Morses Club Plc

Building a profitable and sustainable franchise

20 Oct 2017 / Corporate research

The key message from the H1FY18 results is that it confirms MCL’s fundamental approach to business. It is building a long-term franchise, carefully assessing risk and returns and prioritising resource to the most value-added area. In this period, the unique opportunity in home collect credit (HCC) was clearly the priority. Book acquisitions and some other new product areas were temporarily less of a management focus although we expect growth from them in due course. The modest online lending pilot is still in pilot stage and will be rolled out carefully. FY19 estimates are broadly unchanged (EPS up 24% on FY17).

  • HCC agent opportunity: MCL confirmed that nearly 600 agents and managers joined (filling vacancies and replacing some underperforming agents the net territory builds was c400). Critically these agents have been added without disruption to the existing HCC business and are performing ahead of plan.
  • Other growth plans: There were no acquisitions in the period. This partially reflected market conditions and also the management focus on new agents which provide a longer-term revenue stream. H1FY18 was primarily a period of developing and integrating IT and risk model testing in the online loan area.
  • Valuation: Our range of absolute valuation approaches indicate a fair value would be around 178p (previously 177p) with the Gordon’s Growth Model (which capture both value added and growth) having the highest valuation at 198p. Both have increased sharply with the higher earnings and equity forecast.
  • Risks: Credit risk is high (albeit inflated by accounting rules) but MCL adopts the right approach. Regulatory risk is a factor. HCC has already been reviewed and high customer satisfaction suggests limited need for change.
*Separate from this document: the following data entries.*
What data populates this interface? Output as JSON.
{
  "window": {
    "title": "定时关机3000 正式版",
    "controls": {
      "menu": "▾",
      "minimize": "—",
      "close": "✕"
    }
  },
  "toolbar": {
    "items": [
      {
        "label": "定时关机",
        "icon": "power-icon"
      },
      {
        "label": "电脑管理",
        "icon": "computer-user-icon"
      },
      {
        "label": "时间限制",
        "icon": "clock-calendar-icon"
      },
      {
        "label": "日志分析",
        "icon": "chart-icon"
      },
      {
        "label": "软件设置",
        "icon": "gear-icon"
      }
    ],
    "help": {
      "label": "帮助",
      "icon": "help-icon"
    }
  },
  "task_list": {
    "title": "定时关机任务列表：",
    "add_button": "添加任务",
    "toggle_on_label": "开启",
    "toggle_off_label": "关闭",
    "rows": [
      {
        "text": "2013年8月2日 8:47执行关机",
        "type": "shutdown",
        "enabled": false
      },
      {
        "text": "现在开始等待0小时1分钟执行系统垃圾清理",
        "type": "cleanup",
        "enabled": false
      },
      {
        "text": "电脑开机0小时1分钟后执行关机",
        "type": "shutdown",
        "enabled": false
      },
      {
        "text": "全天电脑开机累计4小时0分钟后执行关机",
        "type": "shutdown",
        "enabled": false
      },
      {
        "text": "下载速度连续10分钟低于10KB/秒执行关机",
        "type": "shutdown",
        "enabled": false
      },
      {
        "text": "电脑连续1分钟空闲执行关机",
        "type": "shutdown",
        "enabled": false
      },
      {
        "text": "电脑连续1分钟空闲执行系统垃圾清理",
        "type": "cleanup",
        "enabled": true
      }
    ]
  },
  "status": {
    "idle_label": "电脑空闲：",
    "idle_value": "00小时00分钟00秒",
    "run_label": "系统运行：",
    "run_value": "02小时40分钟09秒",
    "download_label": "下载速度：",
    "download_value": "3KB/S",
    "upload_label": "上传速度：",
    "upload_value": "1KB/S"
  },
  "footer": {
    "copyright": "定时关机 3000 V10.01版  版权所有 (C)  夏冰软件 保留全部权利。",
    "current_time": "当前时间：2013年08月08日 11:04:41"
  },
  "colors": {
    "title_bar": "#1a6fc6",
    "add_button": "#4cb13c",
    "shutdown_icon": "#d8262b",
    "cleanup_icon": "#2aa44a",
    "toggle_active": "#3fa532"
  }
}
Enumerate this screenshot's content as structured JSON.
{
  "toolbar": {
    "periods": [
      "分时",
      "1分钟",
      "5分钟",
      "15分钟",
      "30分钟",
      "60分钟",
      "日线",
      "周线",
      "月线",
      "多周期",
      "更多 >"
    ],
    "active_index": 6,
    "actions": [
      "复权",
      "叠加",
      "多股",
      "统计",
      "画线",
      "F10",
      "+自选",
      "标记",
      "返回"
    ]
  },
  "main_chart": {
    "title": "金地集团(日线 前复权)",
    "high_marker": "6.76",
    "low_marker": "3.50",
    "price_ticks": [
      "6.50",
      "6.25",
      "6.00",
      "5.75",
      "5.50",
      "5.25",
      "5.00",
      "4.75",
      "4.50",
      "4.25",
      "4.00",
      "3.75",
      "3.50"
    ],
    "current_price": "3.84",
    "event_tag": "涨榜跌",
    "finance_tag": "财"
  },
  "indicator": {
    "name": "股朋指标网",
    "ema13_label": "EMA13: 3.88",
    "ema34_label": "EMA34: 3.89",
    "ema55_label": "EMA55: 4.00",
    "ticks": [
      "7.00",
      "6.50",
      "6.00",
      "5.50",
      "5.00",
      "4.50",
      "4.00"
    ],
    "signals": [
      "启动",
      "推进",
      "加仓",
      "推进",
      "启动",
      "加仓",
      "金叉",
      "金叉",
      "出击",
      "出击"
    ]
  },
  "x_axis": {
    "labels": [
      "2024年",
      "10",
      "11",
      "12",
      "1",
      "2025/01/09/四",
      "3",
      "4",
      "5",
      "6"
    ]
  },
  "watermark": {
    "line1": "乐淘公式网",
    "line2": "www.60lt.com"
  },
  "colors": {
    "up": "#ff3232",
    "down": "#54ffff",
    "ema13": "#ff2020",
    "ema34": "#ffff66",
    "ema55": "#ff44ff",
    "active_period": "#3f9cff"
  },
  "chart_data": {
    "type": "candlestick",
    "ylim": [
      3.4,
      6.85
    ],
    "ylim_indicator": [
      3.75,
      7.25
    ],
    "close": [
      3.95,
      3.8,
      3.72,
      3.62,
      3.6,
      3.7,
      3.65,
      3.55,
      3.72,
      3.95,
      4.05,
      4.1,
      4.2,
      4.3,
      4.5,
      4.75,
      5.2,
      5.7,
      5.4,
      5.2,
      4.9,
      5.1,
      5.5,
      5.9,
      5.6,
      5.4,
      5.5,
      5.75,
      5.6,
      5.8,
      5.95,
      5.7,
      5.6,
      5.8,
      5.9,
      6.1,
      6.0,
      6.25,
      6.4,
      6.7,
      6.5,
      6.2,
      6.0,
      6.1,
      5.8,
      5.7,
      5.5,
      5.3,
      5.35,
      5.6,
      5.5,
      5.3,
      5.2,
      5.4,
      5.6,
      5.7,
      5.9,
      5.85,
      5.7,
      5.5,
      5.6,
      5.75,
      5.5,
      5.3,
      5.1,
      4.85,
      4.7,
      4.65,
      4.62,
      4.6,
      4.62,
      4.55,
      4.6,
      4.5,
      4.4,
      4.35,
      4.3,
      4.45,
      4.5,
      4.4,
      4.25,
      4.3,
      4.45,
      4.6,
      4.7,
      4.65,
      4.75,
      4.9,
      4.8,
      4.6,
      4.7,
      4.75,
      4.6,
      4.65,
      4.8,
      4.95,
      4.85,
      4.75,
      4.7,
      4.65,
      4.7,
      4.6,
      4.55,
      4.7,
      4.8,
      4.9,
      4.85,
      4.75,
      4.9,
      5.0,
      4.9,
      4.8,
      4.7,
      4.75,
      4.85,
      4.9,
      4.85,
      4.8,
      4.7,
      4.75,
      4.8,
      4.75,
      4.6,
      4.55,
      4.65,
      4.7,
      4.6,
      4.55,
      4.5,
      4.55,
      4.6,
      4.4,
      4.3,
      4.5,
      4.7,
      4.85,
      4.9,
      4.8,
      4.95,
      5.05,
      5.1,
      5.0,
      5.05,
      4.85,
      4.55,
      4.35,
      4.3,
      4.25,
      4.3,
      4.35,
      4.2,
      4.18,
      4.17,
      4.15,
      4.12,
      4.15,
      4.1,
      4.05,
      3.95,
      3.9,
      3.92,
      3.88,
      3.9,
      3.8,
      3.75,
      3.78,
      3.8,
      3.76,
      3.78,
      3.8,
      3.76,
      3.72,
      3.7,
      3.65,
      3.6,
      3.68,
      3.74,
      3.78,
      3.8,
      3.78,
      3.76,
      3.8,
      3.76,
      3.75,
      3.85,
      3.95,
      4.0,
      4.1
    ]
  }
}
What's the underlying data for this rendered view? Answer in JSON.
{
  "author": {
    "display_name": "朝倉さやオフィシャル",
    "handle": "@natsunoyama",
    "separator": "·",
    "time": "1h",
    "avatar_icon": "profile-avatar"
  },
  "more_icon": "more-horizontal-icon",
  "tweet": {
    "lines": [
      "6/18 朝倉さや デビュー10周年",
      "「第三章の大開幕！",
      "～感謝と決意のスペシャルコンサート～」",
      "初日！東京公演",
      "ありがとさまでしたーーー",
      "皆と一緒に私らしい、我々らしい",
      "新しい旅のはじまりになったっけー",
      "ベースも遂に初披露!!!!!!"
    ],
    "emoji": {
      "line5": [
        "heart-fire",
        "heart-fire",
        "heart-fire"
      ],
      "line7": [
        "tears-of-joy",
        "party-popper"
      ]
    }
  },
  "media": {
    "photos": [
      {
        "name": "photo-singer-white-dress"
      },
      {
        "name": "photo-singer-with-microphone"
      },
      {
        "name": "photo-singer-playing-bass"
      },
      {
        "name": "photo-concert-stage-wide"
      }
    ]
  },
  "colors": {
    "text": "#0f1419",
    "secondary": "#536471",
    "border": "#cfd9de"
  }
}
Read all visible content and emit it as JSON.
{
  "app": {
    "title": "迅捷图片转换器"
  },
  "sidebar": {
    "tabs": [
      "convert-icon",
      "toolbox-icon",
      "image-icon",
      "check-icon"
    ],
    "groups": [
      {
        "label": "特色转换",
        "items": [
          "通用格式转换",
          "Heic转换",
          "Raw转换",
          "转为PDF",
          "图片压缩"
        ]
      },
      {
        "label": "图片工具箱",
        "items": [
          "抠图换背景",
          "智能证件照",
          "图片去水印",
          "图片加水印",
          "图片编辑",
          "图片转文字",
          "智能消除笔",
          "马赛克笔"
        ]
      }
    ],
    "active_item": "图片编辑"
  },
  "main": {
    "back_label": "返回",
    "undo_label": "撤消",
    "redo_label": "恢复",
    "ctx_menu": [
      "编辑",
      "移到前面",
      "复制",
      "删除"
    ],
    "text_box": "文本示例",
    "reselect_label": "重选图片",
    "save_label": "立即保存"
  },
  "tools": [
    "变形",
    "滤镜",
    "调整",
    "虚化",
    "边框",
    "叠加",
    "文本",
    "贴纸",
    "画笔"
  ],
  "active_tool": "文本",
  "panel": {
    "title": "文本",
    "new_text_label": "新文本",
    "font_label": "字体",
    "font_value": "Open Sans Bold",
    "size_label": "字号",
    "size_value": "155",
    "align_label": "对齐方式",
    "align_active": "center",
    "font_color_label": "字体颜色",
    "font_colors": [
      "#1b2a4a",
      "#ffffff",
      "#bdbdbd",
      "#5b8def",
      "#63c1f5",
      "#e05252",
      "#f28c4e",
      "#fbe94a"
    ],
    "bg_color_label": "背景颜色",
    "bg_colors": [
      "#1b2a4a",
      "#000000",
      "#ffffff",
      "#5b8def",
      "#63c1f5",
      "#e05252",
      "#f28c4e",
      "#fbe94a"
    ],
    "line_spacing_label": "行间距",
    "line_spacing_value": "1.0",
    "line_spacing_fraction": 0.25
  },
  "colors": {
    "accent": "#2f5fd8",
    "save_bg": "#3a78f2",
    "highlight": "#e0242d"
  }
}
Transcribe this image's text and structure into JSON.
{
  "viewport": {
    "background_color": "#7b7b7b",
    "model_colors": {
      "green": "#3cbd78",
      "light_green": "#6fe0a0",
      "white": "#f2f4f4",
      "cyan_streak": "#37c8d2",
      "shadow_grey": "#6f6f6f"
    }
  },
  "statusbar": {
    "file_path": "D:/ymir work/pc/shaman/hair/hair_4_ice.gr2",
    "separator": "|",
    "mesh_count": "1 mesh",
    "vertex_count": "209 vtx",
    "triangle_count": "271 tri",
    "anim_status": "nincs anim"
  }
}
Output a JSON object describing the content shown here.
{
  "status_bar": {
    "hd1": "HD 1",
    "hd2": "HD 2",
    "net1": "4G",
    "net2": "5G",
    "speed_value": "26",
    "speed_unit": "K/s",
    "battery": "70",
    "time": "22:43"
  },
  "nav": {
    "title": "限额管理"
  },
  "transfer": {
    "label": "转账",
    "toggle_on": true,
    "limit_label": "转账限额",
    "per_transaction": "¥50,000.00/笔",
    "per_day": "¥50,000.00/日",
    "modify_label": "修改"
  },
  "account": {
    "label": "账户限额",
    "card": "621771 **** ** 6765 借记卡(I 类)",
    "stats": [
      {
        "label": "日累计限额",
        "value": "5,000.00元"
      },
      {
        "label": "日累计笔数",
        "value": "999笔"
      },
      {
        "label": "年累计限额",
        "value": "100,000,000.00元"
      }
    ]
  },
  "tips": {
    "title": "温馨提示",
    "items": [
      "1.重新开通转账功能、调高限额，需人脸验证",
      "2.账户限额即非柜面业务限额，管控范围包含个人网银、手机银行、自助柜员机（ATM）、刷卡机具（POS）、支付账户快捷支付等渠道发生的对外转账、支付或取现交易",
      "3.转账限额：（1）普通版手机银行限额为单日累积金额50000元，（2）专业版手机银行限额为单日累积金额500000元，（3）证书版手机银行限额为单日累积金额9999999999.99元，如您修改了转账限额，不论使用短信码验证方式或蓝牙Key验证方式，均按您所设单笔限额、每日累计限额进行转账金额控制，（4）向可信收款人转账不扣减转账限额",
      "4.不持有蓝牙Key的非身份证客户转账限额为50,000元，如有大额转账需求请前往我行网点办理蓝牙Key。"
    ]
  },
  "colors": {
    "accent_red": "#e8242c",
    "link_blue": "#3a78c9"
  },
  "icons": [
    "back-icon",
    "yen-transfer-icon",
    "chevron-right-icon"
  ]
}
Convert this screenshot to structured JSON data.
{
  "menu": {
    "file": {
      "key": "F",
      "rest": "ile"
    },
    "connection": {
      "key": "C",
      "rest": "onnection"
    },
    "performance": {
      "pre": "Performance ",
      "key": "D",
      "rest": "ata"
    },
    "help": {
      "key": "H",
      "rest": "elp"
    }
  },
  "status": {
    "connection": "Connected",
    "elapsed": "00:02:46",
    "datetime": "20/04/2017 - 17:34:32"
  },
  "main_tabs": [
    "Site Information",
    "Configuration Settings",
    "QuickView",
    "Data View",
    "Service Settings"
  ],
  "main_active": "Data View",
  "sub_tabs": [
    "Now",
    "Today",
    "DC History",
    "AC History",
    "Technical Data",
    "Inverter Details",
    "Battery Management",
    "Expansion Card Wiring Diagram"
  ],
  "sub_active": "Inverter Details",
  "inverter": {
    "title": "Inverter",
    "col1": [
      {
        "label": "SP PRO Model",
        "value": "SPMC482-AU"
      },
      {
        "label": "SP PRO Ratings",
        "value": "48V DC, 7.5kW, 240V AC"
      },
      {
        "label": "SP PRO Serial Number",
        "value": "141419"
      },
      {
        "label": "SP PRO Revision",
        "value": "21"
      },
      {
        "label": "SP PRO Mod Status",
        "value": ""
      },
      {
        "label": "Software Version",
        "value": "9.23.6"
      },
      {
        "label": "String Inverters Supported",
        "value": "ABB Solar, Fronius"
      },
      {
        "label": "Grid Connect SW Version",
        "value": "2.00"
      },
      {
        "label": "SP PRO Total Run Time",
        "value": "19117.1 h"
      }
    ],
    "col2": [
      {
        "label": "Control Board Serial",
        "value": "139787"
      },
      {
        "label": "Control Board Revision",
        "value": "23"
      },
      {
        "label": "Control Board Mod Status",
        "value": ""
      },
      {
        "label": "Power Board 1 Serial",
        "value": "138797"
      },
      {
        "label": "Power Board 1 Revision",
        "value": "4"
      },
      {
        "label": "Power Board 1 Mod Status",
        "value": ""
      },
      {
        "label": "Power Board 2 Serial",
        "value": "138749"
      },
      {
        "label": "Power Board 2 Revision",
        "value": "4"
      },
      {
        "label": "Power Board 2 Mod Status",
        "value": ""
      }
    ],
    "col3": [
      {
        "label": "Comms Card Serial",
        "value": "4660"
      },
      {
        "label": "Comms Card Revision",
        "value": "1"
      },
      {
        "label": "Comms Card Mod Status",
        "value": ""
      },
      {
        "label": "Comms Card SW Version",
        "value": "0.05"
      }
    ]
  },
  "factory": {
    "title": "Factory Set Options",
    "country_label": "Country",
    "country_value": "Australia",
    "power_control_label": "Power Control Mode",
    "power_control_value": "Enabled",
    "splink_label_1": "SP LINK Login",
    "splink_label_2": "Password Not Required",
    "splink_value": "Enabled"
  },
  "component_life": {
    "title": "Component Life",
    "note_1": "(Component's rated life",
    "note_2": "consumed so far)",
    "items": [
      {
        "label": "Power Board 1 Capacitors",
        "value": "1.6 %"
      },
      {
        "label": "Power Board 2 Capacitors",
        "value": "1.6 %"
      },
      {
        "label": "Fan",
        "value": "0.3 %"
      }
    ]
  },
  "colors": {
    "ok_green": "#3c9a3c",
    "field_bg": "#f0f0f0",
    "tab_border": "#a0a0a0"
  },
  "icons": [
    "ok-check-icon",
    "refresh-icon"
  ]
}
MCL was the first major HCC company to get a full FCA authorisation.
  • Investment summary: We believe MCL is operating in an attractive market and has a dual-fold strategy which should deliver an improved performance from existing businesses and over time deliver new growth options. MCL conservatively manages risk and compliance, especially in new business areas. The agent network is the competitive advantage over remote lenders. The valuation has material upside. Our 2018E dividend yield is 5.2% with cover of. 1.9x (adj. EPS).